Video was a major force in digital marketing in 2016 as strong consumer demand met important innovations like vertical, interactive and live content, laying the groundwork for further adoption as well as new creative offerings and distribution strategies next year. 

Not all video marketing news was positive, however, as Facebook was hit with a scandal in September when it revealed that it had been inflating its video ad metrics for the previous two years. More recently, new data showed that Snapchat users are watching video ads for less than three seconds on average.

Despite these setbacks, video's momentum continues to pick up speed with developments like the rise of live streaming video, which is bringing a real-time audience to Facebook, Twitter, YouTube and more. Live streaming is delivering content that otherwise might only be found on linear TV like pro sports and presidential debates, and providing marketers with a new video content type to reach an audience.

“Video marketing is certainly here to stay and 2017 may be its most interesting year thus far," Amber Lee, Partner and CEO at Visual Country, told Marketing Dive.

Major developments in video marketing

One big development in video marketing was the idea that vertical video wasn’t verboten as Snapchat users happily watched vertical video on the social media app. Instagram Stories, its response to a feature with the same name on Snapchat, further boosted the idea of vertical video.

“If 2016 was the year in which vertical video sprouted, 2017 will be the year it blossoms,” said Lee.

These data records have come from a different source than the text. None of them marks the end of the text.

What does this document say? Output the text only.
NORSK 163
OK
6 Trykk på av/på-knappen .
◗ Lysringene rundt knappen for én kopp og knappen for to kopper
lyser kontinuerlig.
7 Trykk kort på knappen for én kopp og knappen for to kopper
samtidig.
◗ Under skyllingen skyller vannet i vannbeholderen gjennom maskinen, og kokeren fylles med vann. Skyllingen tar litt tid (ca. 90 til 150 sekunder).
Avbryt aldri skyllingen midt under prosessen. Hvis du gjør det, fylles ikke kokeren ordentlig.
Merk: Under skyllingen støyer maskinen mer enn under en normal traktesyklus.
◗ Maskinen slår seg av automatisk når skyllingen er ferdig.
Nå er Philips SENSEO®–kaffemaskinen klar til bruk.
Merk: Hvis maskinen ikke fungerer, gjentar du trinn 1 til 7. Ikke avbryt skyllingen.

One challenge Snapchat faces is its video ad platform is closed off to a select group of partners, keeping it out of reach for individuals and SMBs. But Lee expects that to change soon after the  IPO of Snap Inc., Snapchat’s parent company, which is expected to take place in early 2017. 

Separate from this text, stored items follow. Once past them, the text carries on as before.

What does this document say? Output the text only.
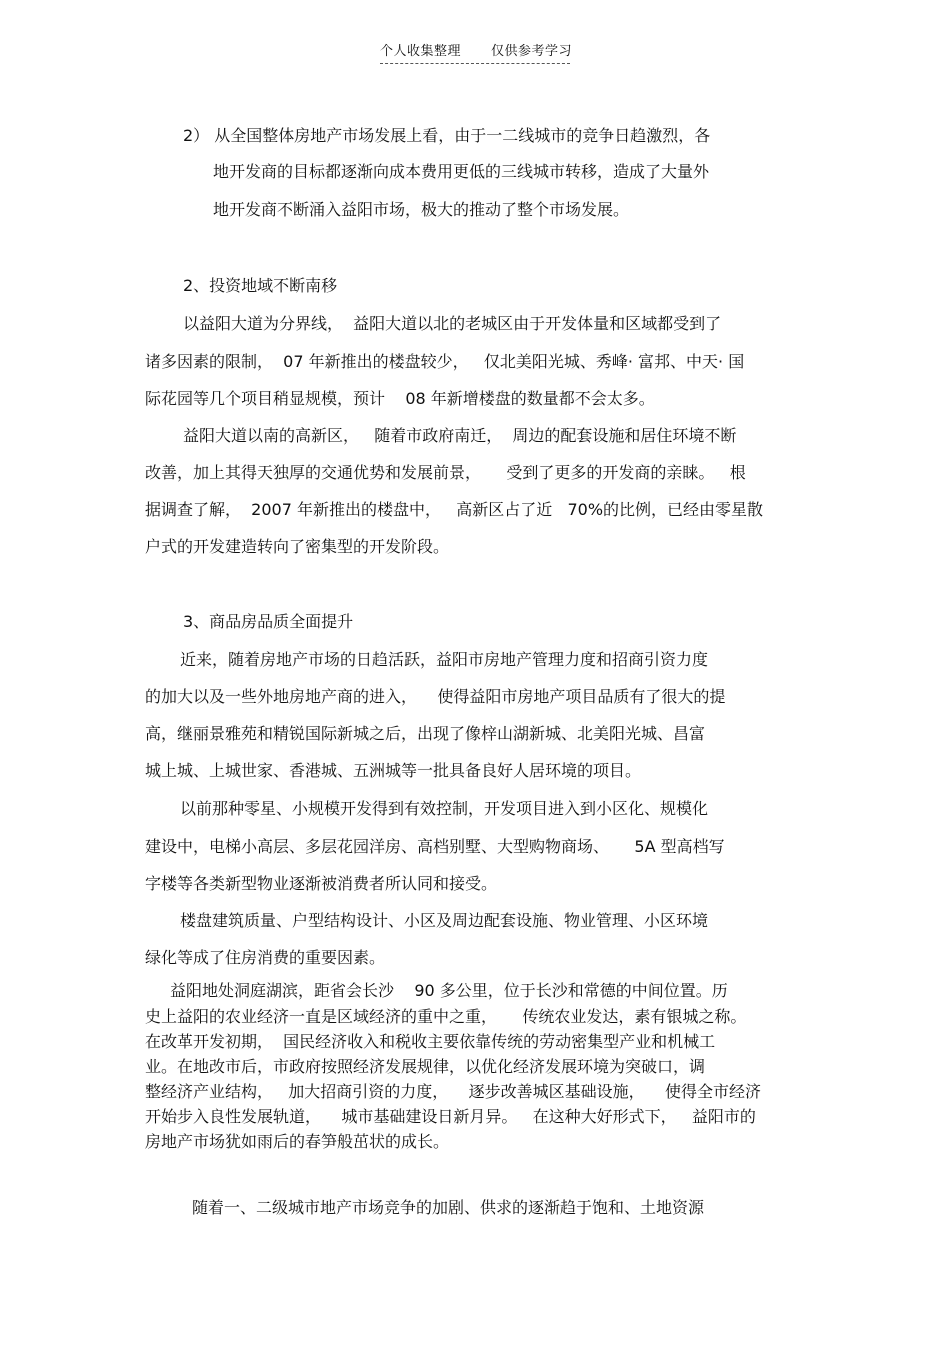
个人收集整理 仅供参考学习
2） 从全国整体房地产市场发展上看，由于一二线城市的竞争日趋激烈，各
地开发商的目标都逐渐向成本费用更低的三线城市转移，造成了大量外
地开发商不断涌入益阳市场，极大的推动了整个市场发展。
2、投资地域不断南移
以益阳大道为分界线，  益阳大道以北的老城区由于开发体量和区域都受到了
诸多因素的限制，  07 年新推出的楼盘较少，   仅北美阳光城、秀峰· 富邦、中天· 国
际花园等几个项目稍显规模，预计    08 年新增楼盘的数量都不会太多。
益阳大道以南的高新区，   随着市政府南迁，  周边的配套设施和居住环境不断
改善，加上其得天独厚的交通优势和发展前景，     受到了更多的开发商的亲睐。   根
据调查了解，  2007 年新推出的楼盘中，   高新区占了近   70%的比例，已经由零星散
户式的开发建造转向了密集型的开发阶段。
3、商品房品质全面提升
近来，随着房地产市场的日趋活跃，益阳市房地产管理力度和招商引资力度
的加大以及一些外地房地产商的进入，    使得益阳市房地产项目品质有了很大的提
高，继丽景雅苑和精锐国际新城之后，出现了像梓山湖新城、北美阳光城、昌富
城上城、上城世家、香港城、五洲城等一批具备良好人居环境的项目。
以前那种零星、小规模开发得到有效控制，开发项目进入到小区化、规模化
建设中，电梯小高层、多层花园洋房、高档别墅、大型购物商场、     5A 型高档写
字楼等各类新型物业逐渐被消费者所认同和接受。
楼盘建筑质量、户型结构设计、小区及周边配套设施、物业管理、小区环境
绿化等成了住房消费的重要因素。
益阳地处洞庭湖滨，距省会长沙    90 多公里，位于长沙和常德的中间位置。历
史上益阳的农业经济一直是区域经济的重中之重，     传统农业发达，素有银城之称。
在改革开发初期，  国民经济收入和税收主要依靠传统的劳动密集型产业和机械工
业。在地改市后，市政府按照经济发展规律，以优化经济发展环境为突破口，调
整经济产业结构，   加大招商引资的力度，    逐步改善城区基础设施，    使得全市经济
开始步入良性发展轨道，    城市基础建设日新月异。   在这种大好形式下，   益阳市的
房地产市场犹如雨后的春笋般茁状的成长。
随着一、二级城市地产市场竞争的加剧、供求的逐渐趋于饱和、土地资源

If Snapchat opens up its video ad platform, further growth in vertical video is likely to follow, per Lee. 

Other platforms are also ramping up video marketing opportunities. 

"Pinterest also launched sponsored video in August 2016, and more recently unveiled the ‘Pin Collective,’ which connects businesses with the best content creators, as hand-selected by the Pinterest team," said Lee. 

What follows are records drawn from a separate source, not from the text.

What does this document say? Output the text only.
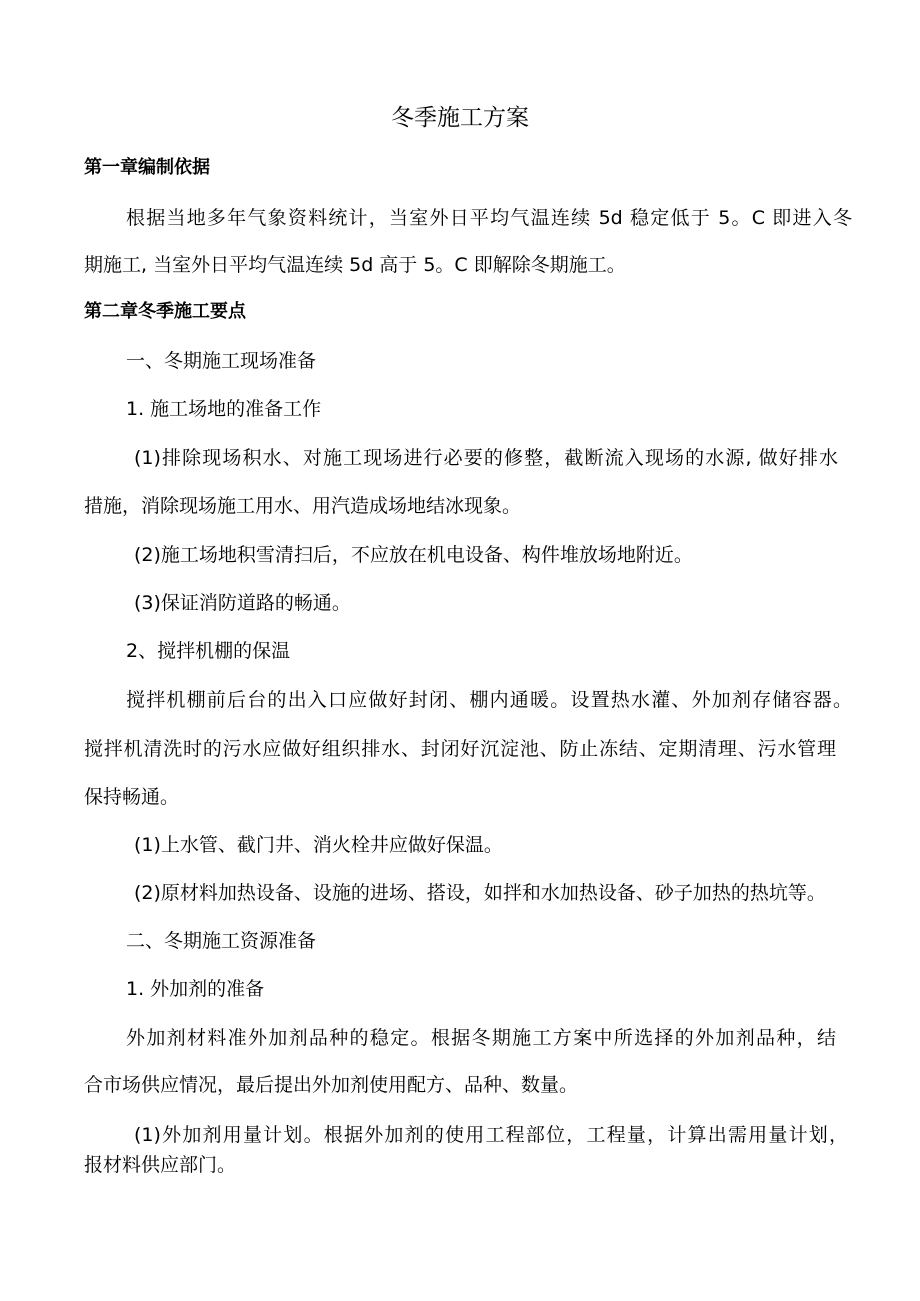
冬季施工方案
第一章编制依据
根据当地多年气象资料统计，当室外日平均气温连续 5d 稳定低于 5。C 即进入冬
期施工, 当室外日平均气温连续 5d 高于 5。C 即解除冬期施工。
第二章冬季施工要点
一、冬期施工现场准备
1. 施工场地的准备工作
(1)排除现场积水、对施工现场进行必要的修整，截断流入现场的水源, 做好排水
措施，消除现场施工用水、用汽造成场地结冰现象。
(2)施工场地积雪清扫后，不应放在机电设备、构件堆放场地附近。
(3)保证消防道路的畅通。
2、搅拌机棚的保温
搅拌机棚前后台的出入口应做好封闭、棚内通暖。设置热水灌、外加剂存储容器。
搅拌机清洗时的污水应做好组织排水、封闭好沉淀池、防止冻结、定期清理、污水管理
保持畅通。
(1)上水管、截门井、消火栓井应做好保温。
(2)原材料加热设备、设施的进场、搭设，如拌和水加热设备、砂子加热的热坑等。
二、冬期施工资源准备
1. 外加剂的准备
外加剂材料准外加剂品种的稳定。根据冬期施工方案中所选择的外加剂品种，结
合市场供应情况，最后提出外加剂使用配方、品种、数量。
(1)外加剂用量计划。根据外加剂的使用工程部位，工程量，计算出需用量计划，
报材料供应部门。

Video also transitioned from passive to interactive in 2016, a trend that is likely to reach new heights in 2017.

“While one-way videos still exist, marketers increasingly took advantage of new tools to embed surveys, polls and other calls to action within their videos," Tyler Lessard, CMO at Vidyard, told Marketing Dive. "In 2017, viewers will have even more options to make watching videos more of a ‘choose your own adventure’ experience.”

Another major development was the rise of native advertising with its video ad component. “Banner blindness” and ad blockers have forced brands and publishers to focus more heavily on ad quality and ads that are genuinely engaging rather than interruptive. This approach has resulted in significantly higher click-through rates when well executed, per Lee. 

How video marketing advanced in 2016

Beyond the major format developments, video marketing made impressive overall strides this year as well.

More companies are adding video to their marketing mix, and doing so in-house rather than turning to third-party production companies, which can increase sophistication in video analytics and tactics that turn viewers into customers.

“Marketers expanded their use of personalized and interactive video," said Lessard. "These are arguably still in early adopter phase but both are important trends that are already paying dividends for the brands that use them."

Another advancement is how paid distribution on social media platforms like Instagram, Facebook and Twitter made video marketing more accessible for SMB brands, according to Lee. For larger brands, 2016 brought the lesson that short-form is a permanent part of the media landscape and not a fad, especially on mobile.

A Videology Group study cited by Lee found that found 15-second video spots were up 28% in Q3 2016 from the prior quarter, although 30-second spots remained the most popular. The increase in mobile video views correlates to the increase in short-form video, said Lee. 

While video marketing made notable strides, the most tangible setback for the space was the metrics issue around social media ads and the subsequent fallout, including a class-action lawsuit filed against Facebook by affected marketers.

“This problem emphasizes the importance of accurate analytics that make sense for the media type and the premium that brands are paying," said Lessard. "Brands are no longer paying for impressions or views; they're paying for actual engagement.” 

Where video marketing is heading in 2017

Next year, marketers are expected to move more video content to their own properties and deploy custom-branded video channels on their own websites, according to Lessard.

“This is becoming increasing important as customers expect video on their own branded properties, and brands need to take more control over the experience than YouTube offers,” he said. “We also expect to see more interactive and personalized video experiences as brands look for new ways to stand out and get the attention and engagement of target audiences.”

Video will become more apparent in the general retail experience, predicted Lee, with a new focus on video at the point-of-sale as brands look to optimize video shoots and produce multiple assets from each production. This will allow brands to create what Lee described as “true omnichannel experiences” while telling a consistent story across the growing list of channels, devices and locations.

Another development that could impact how video is created and distributed next year is the Department of Justice's investigation into allegations that ad agencies are rigging the bidding process for commercial production to favor their own teams, which could see marketers shifting more work to digital agencies or in-house. 

Additionally, new over-the-top video offerings from Direct TV Now, Netflix, CBS and others are likely to further fragment the space, making it challenging for brands to know where to invest. At the same time, these services could drive further mobile viewing. 

Social media will also continue to grow as Snapchat, Facebook, Twitter and others add new services. 

“Things move so quickly, it’s easy to forget that, in 2013, there were few options for video in the social media world," said Lee. "A lot has changed since then and today it stands as a pillar of brand budgets and long-term planning processes.”